- Coat of arms
- Interactive map of Gmina Sadowne
- Coordinates (Sadowne): 52°39′N 21°51′E﻿ / ﻿52.650°N 21.850°E
- Country: Poland
- Voivodeship: Masovian
- County: Węgrów
- Seat: Sadowne

Area
- • Total: 144.72 km^{2} (55.88 sq mi)

Population (2013)
- • Total: 6,066
- • Density: 41.92/km^{2} (108.6/sq mi)
- Website: http://www.sadowne.pl/

= Gmina Sadowne =

Gmina Sadowne is a rural gmina (administrative district) in Węgrów County, Masovian Voivodeship, in east-central Poland. Its seat is the village of Sadowne, which lies approximately 30 km north of Węgrów and 76 km north-east of Warsaw.

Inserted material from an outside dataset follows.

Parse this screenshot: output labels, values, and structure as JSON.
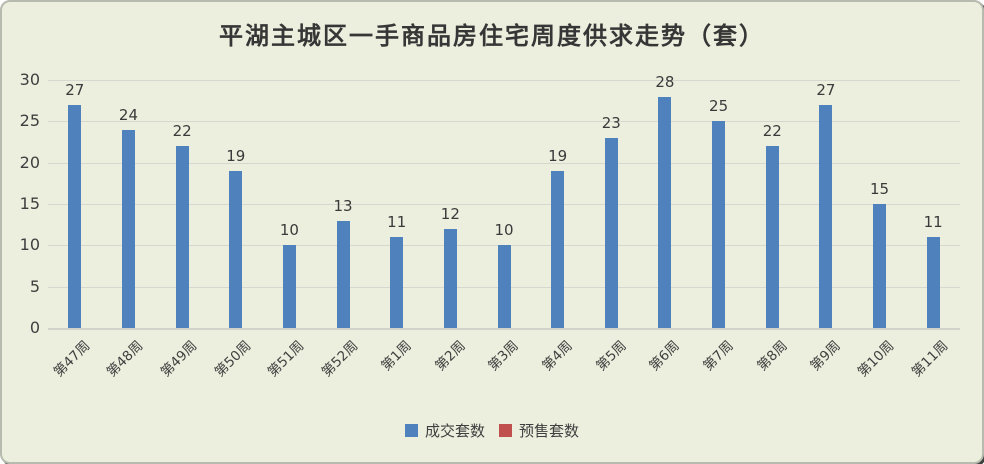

The gmina covers an area of 144.72 km2, and as of 2006 its total population is 6,270 (6,066 in 2013).

==Villages==
Gmina Sadowne contains the villages and settlements of Bojewo, Grabiny, Kocielnik, Kołodziąż, Kołodziąż-Rybie, Kolonia Złotki, Krupińskie, Morzyczyn Włościański, Morzyczyn-Włóki, Ocięte, Orzełek, Płatkownica, Rażny, Sadoleś, Sadowne, Sójkówek, Sokółka, Szynkarzyzna, Wilczogęby, Zalesie, Zarzetka, Zieleniec and Złotki.

==Neighbouring gminas==
Gmina Sadowne is bordered by the gminas of Brańszczyk, Brok, Kosów Lacki, Łochów, Małkinia Górna and Stoczek.